Just enough to pay off the loan, then do it again with something even more ambitious.
Here are some examples:
- When he was only 21, running “Virgin Records and Tapes”, his little record shop in Notting Hill, he thought what rock stars needed was a big, comfortable house in the country where a band could come and stay for weeks at a time and record whenever they felt like it. So he drove around the countryside, looking at ads, found 15-bedroom manor that had been on the market a long time, and was able to make a great deal for £30k. He had no money himself, but borrowed a little from his family, then showed the bank his business receipts and got a loan. He turned it into a successful recording studio.
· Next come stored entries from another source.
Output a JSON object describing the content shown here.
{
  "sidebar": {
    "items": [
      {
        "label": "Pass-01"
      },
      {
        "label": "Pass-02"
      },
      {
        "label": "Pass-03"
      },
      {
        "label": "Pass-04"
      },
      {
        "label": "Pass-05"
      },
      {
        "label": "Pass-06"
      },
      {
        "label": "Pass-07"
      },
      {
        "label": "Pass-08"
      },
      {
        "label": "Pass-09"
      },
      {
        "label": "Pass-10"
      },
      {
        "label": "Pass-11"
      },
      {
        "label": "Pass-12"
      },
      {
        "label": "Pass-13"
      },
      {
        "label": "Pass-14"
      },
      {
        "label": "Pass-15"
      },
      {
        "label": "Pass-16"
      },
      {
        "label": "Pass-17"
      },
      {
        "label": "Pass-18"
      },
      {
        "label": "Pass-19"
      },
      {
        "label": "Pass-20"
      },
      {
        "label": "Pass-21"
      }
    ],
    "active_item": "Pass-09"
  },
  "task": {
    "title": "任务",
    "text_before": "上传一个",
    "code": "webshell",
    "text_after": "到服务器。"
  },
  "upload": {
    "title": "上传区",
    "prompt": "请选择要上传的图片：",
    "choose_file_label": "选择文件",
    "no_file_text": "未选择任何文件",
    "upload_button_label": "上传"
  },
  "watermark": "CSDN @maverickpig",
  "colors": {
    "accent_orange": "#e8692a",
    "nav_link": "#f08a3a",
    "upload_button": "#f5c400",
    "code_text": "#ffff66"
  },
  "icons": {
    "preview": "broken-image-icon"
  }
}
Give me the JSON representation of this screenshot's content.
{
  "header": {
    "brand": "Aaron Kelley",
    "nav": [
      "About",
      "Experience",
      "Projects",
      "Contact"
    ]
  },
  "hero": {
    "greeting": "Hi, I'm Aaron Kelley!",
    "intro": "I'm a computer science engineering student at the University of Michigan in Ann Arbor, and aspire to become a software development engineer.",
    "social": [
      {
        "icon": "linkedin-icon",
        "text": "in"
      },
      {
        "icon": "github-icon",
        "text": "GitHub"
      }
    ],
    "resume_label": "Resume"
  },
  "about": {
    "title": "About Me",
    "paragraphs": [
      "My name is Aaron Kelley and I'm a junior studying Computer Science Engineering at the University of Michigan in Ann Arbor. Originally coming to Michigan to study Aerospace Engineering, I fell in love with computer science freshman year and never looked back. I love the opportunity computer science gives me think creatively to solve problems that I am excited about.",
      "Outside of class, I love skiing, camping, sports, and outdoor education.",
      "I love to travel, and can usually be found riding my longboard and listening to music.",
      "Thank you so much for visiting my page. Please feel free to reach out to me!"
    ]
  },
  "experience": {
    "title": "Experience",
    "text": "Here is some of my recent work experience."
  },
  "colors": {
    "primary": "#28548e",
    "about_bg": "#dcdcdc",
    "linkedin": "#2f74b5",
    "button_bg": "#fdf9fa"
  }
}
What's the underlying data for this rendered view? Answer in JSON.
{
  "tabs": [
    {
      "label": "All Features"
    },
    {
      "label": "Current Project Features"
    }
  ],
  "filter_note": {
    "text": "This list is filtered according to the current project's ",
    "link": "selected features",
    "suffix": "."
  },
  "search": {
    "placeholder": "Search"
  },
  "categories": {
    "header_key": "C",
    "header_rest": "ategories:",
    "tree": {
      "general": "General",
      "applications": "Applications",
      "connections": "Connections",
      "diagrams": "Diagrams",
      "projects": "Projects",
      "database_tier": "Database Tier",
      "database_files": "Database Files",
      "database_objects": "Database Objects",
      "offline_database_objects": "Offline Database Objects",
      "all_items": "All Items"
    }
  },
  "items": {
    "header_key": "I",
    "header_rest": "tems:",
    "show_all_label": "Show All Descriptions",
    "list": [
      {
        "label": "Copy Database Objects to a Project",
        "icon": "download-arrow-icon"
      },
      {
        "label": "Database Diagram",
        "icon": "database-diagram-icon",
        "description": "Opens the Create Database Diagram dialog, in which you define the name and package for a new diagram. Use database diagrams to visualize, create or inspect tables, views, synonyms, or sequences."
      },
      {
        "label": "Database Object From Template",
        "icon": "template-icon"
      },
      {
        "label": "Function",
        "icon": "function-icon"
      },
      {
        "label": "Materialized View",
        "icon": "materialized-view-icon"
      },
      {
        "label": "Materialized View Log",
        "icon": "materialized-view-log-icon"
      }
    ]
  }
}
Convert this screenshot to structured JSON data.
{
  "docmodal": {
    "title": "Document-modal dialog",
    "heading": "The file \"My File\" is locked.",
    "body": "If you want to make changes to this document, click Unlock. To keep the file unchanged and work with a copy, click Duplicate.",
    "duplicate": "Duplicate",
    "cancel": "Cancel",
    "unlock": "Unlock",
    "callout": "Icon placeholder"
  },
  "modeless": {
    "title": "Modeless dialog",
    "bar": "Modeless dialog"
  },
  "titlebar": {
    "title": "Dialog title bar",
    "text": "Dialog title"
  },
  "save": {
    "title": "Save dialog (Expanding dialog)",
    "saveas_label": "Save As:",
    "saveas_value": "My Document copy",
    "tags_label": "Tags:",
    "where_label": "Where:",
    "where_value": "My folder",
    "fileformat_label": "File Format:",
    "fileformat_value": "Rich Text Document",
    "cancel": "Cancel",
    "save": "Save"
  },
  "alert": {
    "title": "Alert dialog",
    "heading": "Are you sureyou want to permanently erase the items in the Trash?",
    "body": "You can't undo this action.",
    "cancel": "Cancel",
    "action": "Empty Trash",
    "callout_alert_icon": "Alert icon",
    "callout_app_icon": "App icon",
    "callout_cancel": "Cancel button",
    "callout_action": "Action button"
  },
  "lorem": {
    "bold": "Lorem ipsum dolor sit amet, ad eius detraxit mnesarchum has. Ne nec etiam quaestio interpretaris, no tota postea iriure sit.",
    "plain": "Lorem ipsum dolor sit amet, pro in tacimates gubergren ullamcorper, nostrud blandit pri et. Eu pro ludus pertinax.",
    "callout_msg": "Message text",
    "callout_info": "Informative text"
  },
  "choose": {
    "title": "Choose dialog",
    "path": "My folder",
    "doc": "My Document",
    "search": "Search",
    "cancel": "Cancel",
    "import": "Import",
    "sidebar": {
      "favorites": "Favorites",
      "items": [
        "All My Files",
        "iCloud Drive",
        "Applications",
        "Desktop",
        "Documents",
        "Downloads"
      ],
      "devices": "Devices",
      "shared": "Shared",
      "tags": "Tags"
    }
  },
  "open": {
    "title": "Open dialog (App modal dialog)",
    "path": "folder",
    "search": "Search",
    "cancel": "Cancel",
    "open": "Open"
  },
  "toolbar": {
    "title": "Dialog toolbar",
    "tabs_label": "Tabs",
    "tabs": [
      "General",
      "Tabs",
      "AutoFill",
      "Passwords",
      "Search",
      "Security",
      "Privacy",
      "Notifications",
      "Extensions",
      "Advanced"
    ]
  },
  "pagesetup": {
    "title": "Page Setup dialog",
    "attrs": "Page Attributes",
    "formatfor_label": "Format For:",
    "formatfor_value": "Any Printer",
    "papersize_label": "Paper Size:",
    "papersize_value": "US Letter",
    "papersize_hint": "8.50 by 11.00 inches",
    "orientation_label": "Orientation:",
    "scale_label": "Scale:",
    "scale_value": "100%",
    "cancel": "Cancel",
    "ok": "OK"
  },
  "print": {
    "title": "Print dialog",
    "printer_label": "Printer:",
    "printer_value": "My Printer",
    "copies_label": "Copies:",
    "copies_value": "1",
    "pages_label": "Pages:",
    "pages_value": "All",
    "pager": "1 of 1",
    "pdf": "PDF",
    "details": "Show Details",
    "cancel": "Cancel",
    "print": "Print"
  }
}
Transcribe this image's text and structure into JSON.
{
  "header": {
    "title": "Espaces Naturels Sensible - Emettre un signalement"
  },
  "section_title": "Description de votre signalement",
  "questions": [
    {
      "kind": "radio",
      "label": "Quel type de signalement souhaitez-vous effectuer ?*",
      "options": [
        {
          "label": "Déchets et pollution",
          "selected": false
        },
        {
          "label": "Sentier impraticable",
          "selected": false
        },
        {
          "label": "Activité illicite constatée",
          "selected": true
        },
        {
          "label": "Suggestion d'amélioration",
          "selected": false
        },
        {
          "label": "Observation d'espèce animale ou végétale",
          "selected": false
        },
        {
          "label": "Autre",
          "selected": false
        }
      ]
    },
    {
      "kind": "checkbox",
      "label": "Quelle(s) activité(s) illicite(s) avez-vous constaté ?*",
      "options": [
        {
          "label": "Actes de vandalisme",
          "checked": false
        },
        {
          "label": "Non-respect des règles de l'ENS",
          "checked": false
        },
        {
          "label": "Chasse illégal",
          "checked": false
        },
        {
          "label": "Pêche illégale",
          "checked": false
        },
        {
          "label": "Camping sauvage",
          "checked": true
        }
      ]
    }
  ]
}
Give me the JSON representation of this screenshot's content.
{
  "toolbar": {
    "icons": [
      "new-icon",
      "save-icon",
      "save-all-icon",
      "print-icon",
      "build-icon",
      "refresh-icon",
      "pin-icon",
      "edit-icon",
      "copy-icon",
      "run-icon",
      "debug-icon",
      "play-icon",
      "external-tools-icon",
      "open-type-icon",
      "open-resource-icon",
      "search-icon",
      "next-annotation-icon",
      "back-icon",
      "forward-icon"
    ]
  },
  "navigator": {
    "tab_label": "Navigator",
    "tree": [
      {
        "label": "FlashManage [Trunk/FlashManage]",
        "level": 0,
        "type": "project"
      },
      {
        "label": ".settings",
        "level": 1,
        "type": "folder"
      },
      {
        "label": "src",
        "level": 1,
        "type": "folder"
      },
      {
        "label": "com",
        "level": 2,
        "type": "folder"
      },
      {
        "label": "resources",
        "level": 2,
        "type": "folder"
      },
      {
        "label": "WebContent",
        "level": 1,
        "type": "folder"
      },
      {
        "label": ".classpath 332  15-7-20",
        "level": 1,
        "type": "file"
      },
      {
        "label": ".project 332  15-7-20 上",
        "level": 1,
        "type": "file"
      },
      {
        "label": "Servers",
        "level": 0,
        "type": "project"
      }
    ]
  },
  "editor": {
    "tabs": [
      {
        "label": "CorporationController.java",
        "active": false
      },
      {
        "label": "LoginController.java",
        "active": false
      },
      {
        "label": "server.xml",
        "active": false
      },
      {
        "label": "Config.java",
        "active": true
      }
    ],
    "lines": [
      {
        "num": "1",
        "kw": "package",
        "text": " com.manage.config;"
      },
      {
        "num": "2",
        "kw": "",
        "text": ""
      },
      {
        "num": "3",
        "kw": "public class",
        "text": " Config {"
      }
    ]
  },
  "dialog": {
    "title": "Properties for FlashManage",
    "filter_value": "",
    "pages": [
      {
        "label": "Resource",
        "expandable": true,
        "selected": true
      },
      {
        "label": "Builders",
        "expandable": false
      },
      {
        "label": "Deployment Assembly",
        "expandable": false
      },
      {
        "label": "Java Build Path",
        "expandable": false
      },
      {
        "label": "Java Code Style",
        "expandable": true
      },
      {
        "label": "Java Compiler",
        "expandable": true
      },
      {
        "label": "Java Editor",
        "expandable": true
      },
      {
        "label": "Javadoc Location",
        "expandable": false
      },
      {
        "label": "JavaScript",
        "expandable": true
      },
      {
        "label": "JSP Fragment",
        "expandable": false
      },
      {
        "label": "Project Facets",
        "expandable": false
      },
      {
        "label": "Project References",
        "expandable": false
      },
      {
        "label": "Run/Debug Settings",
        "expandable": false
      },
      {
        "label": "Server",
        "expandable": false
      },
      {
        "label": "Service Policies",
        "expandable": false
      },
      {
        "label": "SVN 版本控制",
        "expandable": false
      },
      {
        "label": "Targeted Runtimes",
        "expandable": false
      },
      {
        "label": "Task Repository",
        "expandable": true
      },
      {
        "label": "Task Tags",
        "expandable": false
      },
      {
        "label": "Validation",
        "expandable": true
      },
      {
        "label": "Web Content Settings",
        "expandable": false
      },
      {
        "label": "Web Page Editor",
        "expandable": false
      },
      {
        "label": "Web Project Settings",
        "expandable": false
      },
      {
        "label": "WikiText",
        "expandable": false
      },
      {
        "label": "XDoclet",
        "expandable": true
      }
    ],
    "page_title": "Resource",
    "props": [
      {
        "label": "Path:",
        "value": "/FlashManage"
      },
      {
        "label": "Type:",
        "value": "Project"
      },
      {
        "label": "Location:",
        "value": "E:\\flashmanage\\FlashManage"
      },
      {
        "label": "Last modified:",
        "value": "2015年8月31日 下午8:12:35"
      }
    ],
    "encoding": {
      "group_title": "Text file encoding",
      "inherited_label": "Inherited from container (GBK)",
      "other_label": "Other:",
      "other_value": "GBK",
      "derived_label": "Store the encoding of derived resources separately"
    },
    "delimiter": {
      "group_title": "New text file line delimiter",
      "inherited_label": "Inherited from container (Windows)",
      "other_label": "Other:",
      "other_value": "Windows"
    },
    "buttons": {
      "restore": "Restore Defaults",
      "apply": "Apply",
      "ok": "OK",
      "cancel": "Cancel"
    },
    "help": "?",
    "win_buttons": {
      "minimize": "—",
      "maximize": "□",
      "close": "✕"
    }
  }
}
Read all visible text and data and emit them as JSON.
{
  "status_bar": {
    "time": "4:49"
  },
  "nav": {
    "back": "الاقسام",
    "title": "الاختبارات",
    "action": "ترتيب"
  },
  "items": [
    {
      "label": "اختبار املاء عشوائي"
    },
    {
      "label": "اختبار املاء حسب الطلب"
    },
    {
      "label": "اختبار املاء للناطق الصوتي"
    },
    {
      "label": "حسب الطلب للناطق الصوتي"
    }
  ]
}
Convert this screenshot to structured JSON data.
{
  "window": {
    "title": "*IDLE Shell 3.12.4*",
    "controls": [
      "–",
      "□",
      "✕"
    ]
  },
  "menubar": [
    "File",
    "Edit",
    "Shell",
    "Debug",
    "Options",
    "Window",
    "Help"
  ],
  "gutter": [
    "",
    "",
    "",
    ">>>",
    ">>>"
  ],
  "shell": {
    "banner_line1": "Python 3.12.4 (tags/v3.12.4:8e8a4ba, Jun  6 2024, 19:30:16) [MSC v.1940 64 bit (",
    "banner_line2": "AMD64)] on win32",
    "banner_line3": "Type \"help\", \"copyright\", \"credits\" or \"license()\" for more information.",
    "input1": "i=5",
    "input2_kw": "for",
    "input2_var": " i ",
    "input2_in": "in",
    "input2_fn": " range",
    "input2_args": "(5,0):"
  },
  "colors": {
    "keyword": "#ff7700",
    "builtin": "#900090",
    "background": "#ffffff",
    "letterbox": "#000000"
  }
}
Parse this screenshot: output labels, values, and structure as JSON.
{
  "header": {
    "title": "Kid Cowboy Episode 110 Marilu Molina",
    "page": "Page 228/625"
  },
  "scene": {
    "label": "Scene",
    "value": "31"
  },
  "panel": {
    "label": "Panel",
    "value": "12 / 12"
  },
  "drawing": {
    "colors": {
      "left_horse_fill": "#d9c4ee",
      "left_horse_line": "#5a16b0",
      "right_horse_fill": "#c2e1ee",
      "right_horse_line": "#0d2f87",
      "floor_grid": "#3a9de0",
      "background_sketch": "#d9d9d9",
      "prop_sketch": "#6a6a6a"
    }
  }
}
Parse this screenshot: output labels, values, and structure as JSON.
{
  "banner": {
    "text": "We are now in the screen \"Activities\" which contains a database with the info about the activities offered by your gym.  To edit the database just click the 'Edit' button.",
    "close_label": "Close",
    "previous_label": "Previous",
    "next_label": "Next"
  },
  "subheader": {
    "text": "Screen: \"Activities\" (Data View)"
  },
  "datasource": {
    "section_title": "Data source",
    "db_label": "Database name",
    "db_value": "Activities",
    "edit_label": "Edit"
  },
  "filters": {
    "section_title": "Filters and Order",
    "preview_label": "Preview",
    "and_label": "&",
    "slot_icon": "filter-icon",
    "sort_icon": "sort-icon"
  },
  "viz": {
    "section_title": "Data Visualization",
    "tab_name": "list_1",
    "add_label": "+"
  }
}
- Virgin had a hit record, and though its success was enough to pay off past debts, he didn’t have much profit left for himself. When he was 28, he took a vacation and fell in love with this island that was for sale for £5 million. Through negotiation and luck, he was able to buy it for £180k, but the government required that he turn it into a resort within 5 years, (at a cost of about $10 million), or the ownership would revert back to the government. He said, “I was determined to make the money to be able to afford it,” and for the next few years, he was always pushing down to the wire to come up with the money to do so.
- During that time, Virgin Records hadn’t had a hit record in years, and was broke. His business partner said they had no option but to cut costs and drop artists. Richard says, “I have always believed that the only way to cope with a cash crisis is not to contract but to try to expand out of it.” So he decided to go deeper into debt, borrowed $1 million, signed Phil Collins, Human League, and bought two night clubs. All were successful and made Virgin profitable again.
- Only two years later, he started an airline, against everyone’s warnings, which was so deeply in debt for so many years that it almost destroyed his other companies. He ended up having to sell Virgin Records to keep the airline from going under. But again: this sense of danger, desperation, and deep debt fueled his next ten years of ambitious expansion.
So here I am reading this, impressed but confused.
I’m frugal. I avoid debt. I save most of my income, and never spend more than I earn. Because of this, I’m comfortable. Is this the wrong approach?
Could it actually help to be desperate? Could that drive us to new heights, out of necessity?
On the other hand, haven’t we all seen smart people do dumb things when desperate, like signing bad deals or stealing?
So what’s the difference?
I don’t know the answer. Do you have any ideas? I’ll gather some ideas from the comments and share the collective answer to this tomorrow.